The high frequency shear oscillations on the JAV wall, having a low time-averaged WSS, may also trigger or enhance venous NH. A similar conclusion was achieved by Himburg and Friedman23 showing that regions of porcine iliac arteries with increased endothelial permeability are exposed to higher frequency oscillations in shear stress. Another important aspect of the flow conditions we have characterized on EC surface is the presence of very high values of WSS, especially on the PA. Thus, while it is generally indicated that physiological arterial WSS is within a range of 10–70 dynes/cm2,32 we calculated values of WSS up to 200 dynes/cm2 in average, in line with findings of other groups.35,50 Of interest, these very high shear stress areas are not related to vessel changes, likely because the flow is unidirectional, allowing EC to adapt to this mechanical load.

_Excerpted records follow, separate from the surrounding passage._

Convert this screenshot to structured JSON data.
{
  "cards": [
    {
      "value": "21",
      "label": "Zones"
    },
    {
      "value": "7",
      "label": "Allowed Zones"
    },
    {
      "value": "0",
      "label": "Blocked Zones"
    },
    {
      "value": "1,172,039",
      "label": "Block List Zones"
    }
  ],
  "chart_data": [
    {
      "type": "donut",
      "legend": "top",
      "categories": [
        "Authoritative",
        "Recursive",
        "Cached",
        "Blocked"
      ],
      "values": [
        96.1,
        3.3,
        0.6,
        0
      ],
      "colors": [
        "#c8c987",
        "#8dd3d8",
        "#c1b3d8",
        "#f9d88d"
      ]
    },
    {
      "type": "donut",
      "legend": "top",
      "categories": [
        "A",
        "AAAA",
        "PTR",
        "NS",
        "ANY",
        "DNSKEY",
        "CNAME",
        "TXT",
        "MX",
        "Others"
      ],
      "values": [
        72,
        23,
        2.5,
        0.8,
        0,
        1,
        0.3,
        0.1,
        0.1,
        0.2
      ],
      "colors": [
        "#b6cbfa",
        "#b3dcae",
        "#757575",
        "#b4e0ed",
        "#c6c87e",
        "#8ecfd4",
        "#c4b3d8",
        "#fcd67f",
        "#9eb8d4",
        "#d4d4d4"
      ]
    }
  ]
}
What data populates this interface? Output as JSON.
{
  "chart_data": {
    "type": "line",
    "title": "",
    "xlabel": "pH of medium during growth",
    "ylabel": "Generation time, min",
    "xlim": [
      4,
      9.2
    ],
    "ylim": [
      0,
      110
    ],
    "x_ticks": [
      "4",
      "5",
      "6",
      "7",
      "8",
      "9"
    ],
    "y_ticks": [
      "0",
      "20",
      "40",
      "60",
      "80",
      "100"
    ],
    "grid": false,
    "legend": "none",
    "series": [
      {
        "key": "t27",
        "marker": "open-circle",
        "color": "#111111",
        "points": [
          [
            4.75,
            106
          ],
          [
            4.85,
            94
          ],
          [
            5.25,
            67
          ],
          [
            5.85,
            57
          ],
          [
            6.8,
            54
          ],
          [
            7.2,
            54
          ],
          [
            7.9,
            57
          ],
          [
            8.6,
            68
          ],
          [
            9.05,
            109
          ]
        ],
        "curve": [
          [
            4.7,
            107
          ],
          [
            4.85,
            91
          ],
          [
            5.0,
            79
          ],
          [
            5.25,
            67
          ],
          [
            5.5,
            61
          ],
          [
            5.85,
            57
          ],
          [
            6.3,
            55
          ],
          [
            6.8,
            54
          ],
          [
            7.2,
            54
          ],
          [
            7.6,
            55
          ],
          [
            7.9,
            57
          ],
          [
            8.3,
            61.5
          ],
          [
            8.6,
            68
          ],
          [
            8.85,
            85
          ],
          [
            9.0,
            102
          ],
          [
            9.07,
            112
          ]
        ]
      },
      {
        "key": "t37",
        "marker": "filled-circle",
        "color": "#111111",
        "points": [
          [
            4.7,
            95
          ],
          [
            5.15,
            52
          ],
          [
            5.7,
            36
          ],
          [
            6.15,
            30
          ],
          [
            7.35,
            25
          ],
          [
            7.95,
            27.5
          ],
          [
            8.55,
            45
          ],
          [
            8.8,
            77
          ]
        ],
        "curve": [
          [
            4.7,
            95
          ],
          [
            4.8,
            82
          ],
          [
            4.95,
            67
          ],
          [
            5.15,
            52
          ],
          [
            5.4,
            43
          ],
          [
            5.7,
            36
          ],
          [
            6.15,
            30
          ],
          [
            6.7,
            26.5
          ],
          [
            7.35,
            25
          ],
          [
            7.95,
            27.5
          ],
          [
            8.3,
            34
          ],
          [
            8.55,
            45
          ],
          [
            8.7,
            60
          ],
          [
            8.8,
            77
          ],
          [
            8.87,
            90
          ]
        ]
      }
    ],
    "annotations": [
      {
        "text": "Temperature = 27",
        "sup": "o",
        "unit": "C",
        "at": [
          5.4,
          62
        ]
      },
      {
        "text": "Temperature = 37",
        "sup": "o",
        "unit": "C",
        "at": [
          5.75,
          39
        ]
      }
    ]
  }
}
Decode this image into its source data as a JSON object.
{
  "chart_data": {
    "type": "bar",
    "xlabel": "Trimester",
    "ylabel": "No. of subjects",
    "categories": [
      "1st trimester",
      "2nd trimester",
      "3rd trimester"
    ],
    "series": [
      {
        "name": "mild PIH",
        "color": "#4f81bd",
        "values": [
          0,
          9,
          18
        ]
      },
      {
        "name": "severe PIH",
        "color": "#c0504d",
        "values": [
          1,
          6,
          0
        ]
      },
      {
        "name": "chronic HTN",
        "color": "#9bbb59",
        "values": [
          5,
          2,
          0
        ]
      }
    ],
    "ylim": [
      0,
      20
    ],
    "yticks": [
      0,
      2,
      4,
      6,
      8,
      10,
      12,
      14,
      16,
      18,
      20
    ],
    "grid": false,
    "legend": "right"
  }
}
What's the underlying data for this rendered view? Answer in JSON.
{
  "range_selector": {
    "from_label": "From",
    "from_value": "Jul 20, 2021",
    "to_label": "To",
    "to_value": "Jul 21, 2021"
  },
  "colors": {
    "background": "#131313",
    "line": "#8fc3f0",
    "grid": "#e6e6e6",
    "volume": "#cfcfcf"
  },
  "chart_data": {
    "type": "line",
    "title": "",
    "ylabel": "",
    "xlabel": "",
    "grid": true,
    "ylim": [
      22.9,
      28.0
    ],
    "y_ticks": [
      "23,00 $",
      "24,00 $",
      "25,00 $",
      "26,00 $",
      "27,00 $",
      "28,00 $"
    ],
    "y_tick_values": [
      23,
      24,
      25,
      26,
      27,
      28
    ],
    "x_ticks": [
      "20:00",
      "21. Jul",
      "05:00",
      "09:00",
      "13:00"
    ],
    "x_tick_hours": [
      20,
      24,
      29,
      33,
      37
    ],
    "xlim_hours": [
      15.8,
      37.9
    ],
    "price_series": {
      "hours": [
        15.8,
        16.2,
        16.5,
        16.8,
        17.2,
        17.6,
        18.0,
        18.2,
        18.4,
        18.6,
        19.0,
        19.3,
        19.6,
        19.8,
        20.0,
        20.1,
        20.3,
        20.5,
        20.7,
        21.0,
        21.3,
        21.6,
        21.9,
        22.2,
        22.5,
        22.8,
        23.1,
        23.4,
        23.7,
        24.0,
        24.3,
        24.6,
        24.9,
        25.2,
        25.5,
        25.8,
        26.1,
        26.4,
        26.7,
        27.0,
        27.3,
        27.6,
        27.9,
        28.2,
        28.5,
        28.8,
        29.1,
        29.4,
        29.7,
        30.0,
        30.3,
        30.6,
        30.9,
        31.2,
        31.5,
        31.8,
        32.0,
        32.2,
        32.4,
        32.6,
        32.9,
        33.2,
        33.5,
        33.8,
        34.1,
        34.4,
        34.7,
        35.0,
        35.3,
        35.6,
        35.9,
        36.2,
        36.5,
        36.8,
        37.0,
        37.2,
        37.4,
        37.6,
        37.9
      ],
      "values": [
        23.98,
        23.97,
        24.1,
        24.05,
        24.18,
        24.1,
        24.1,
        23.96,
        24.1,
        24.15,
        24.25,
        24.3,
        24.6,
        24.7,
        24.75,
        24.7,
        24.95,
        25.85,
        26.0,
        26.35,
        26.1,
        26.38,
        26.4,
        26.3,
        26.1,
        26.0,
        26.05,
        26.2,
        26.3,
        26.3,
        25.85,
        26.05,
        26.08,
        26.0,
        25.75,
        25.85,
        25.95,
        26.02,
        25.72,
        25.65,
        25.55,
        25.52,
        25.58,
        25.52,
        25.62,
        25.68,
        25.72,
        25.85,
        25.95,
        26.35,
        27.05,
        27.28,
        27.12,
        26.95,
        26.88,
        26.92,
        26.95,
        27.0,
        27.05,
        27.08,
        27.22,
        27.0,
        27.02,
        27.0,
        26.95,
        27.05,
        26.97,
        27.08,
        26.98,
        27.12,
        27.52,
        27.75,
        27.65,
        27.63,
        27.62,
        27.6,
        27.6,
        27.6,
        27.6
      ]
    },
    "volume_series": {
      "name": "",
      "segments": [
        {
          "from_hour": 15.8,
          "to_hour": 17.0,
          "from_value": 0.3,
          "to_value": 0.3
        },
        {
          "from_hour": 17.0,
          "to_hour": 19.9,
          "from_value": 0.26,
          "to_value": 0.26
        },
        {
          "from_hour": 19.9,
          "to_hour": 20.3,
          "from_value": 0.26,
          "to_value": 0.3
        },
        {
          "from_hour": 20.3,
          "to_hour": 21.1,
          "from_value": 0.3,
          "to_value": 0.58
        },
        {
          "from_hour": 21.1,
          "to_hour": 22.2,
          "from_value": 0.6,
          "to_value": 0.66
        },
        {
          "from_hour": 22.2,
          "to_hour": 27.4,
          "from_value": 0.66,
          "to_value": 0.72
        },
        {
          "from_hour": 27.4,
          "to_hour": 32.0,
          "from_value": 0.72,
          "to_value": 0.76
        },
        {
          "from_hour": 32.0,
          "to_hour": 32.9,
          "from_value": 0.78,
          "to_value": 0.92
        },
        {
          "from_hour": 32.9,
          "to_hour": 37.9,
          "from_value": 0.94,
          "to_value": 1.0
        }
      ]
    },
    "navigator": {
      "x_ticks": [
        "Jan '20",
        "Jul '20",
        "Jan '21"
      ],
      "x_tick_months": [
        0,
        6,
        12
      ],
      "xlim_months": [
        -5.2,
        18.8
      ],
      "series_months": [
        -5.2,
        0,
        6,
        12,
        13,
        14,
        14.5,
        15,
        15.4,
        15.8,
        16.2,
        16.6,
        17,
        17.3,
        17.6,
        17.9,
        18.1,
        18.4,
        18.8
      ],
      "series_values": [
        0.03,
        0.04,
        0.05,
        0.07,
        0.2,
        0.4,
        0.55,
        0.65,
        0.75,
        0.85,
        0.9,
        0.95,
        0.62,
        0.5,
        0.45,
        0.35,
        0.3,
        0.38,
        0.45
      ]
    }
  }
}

Among the limitations of our study, we have to mention that CFD simulations did not account for the effect of the vessel wall compliance on WSS distribution. This issue could be addressed in future studies by conducting fluid–solid interaction (FSI) analysis, although McGah et al.,34 determined that rigid-walls hemodynamic simulations can predict blood hemodynamics within the same order of accuracy of the FSI equivalent simulations. However, the higher computational cost of this type of analysis renders its clinical use still challenging.13 The lack of longitudinal patient data has also to be recognized as a limit. A matter of concern may be the high discretization errors we have found in the JAV (Table 2). However, the uncertainties were low in the PA and this might be an indirect confirmation of the development of turbulent-like flow in the JAV. The fact is that modelling of turbulence is challenging and can involve important errors.29 We advocate the need of future DNS or numerical studies, including turbulence models, to elucidate if our high-resolution CFD simulations can well detect the flow instabilities in AVF for HD.

In conclusion, our pilot, non-invasive study successfully characterized patient-specific flow phenotype and near-wall disturbed flow within the AVF, using image-based CFD analysis. We demonstrated that in the anastomotic region and in the JAV transition from laminar to turbulent-like flows develop, exposing ECs to high-frequency multidirectional disturbed flow. Further studies are needed to shed more light on the relation between these non-physiological flow patterns and development of vascular changes such as NH. From the clinical perspective, we may hypothesize that identification of flow instability in AVF using CFD may allow to identify VA at risk of developing NH and deserving monitoring or intervention to prevent AVF failure.